Another book I read recently was Todd Rose’s The End of Average. The book makes the powerful point that nobody really is average, especially when you’re looking a large number of dimensions, so designing for average means you’re designing for nobody.

I imagine that is one reason why a lot of recommender systems (Netflix or Amazon or Tinder) fail is that they model for the average, building one massive machine learning system, rather than learning each person’s fast and frugal tree.

The latter isn’t easy, but if it can be done, it can result in a significantly superior user experience!

Experience and Cows

A lot of people make a big deal about experience. If some people (and some companies) are to be believed, the number of years in a job should be the only criterion of what someone needs to be paid and whether they deserve to be promoted.

However, not all experience is created equal. Experience matters when you are learning on the job, and where you learn the patterns that are inherent in your job, and you can over time replace your “slow thinking” about the job with more “fast thinking”.
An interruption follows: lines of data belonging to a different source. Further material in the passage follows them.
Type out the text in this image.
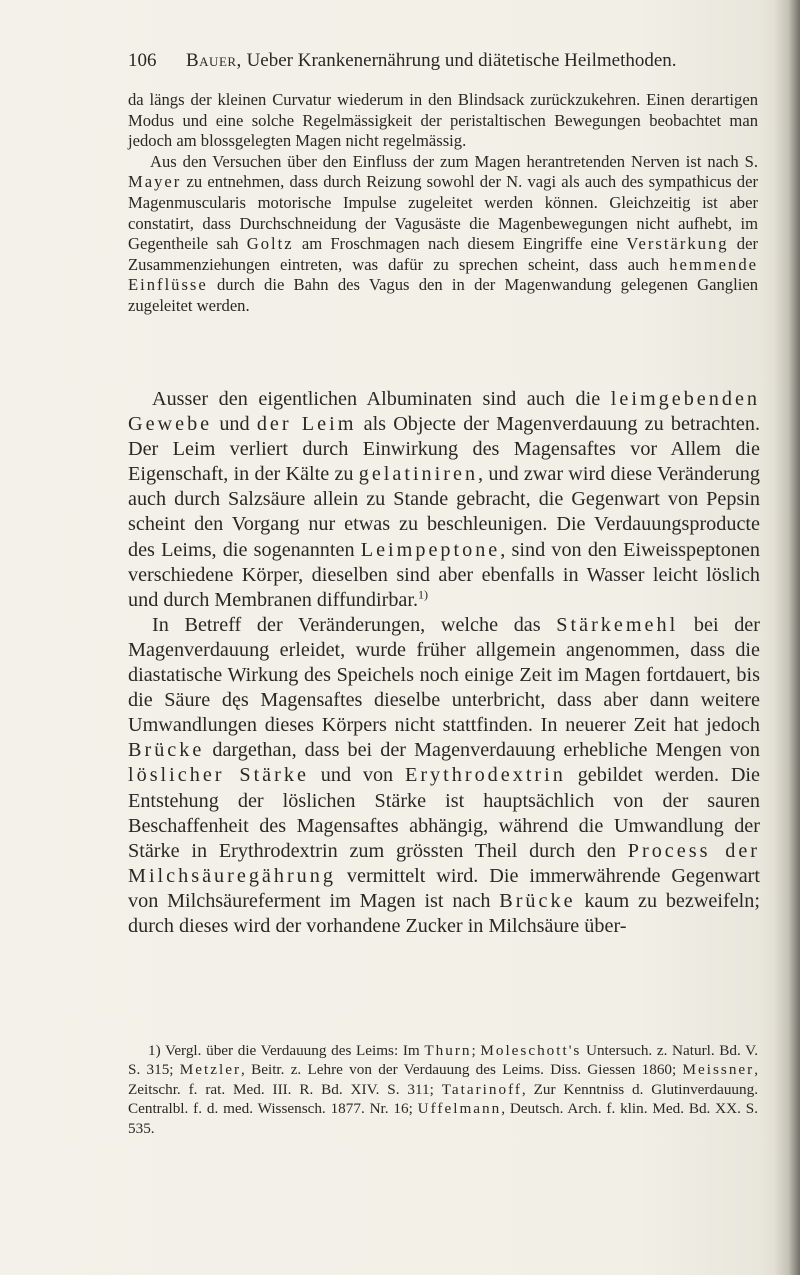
106 Bauer, Ueber Krankenernährung und diätetische Heilmethoden.

da längs der kleinen Curvatur wiederum in den Blindsack zurückzukehren. Einen derartigen Modus und eine solche Regelmässigkeit der peristaltischen Bewegungen beobachtet man jedoch am blossgelegten Magen nicht regelmässig.

Aus den Versuchen über den Einfluss der zum Magen herantretenden Nerven ist nach S. Mayer zu entnehmen, dass durch Reizung sowohl der N. vagi als auch des sympathicus der Magenmuscularis motorische Impulse zugeleitet werden können. Gleichzeitig ist aber constatirt, dass Durchschneidung der Vagusäste die Magenbewegungen nicht aufhebt, im Gegentheile sah Goltz am Froschmagen nach diesem Eingriffe eine Verstärkung der Zusammenziehungen eintreten, was dafür zu sprechen scheint, dass auch hemmende Einflüsse durch die Bahn des Vagus den in der Magenwandung gelegenen Ganglien zugeleitet werden.

Ausser den eigentlichen Albuminaten sind auch die leimgebenden Gewebe und der Leim als Objecte der Magenverdauung zu betrachten. Der Leim verliert durch Einwirkung des Magensaftes vor Allem die Eigenschaft, in der Kälte zu gelatiniren, und zwar wird diese Veränderung auch durch Salzsäure allein zu Stande gebracht, die Gegenwart von Pepsin scheint den Vorgang nur etwas zu beschleunigen. Die Verdauungsproducte des Leims, die sogenannten Leimpeptone, sind von den Eiweisspeptonen verschiedene Körper, dieselben sind aber ebenfalls in Wasser leicht löslich und durch Membranen diffundirbar.$^{1)}$

In Betreff der Veränderungen, welche das Stärkemehl bei der Magenverdauung erleidet, wurde früher allgemein angenommen, dass die diastatische Wirkung des Speichels noch einige Zeit im Magen fortdauert, bis die Säure dęs Magensaftes dieselbe unterbricht, dass aber dann weitere Umwandlungen dieses Körpers nicht stattfinden. In neuerer Zeit hat jedoch Brücke dargethan, dass bei der Magenverdauung erhebliche Mengen von löslicher Stärke und von Erythrodextrin gebildet werden. Die Entstehung der löslichen Stärke ist hauptsächlich von der sauren Beschaffenheit des Magensaftes abhängig, während die Umwandlung der Stärke in Erythrodextrin zum grössten Theil durch den Process der Milchsäuregährung vermittelt wird. Die immerwährende Gegenwart von Milchsäureferment im Magen ist nach Brücke kaum zu bezweifeln; durch dieses wird der vorhandene Zucker in Milchsäure über-

1) Vergl. über die Verdauung des Leims: Im Thurn; Moleschott's Untersuch. z. Naturl. Bd. V. S. 315; Metzler, Beitr. z. Lehre von der Verdauung des Leims. Diss. Giessen 1860; Meissner, Zeitschr. f. rat. Med. III. R. Bd. XIV. S. 311; Tatarinoff, Zur Kenntniss d. Glutinverdauung. Centralbl. f. d. med. Wissensch. 1877. Nr. 16; Uffelmann, Deutsch. Arch. f. klin. Med. Bd. XX. S. 535.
If you continue to do the same thing in the same way throughout the years of experience, not bothering to figure out why things are done certain ways, and how things can be done better, the experience isn’t of that much use.

I leave it to former Tottenham Hotspur manager Mauricio Pochettino to explain this concept with a beautiful and profound analogy (there’s a video in this link which I’m somehow unable to embed here).

It is like a cow that, every day in 10 years, sees the train cross in front at the same time.

If you ask the cow, ‘what time is the train going to come’, it is not going to know the right answer.

In football, it is the same. Experience, yes, but hunger, motivation, circumstance, everything is so important.

It is unfortunate that the journalist who covered this story for Sky Sports thought this analogy was bizarre. Maybe he has been doing his job reporting on press conferences in the same way a cow sees a train passing by at a particular time every day?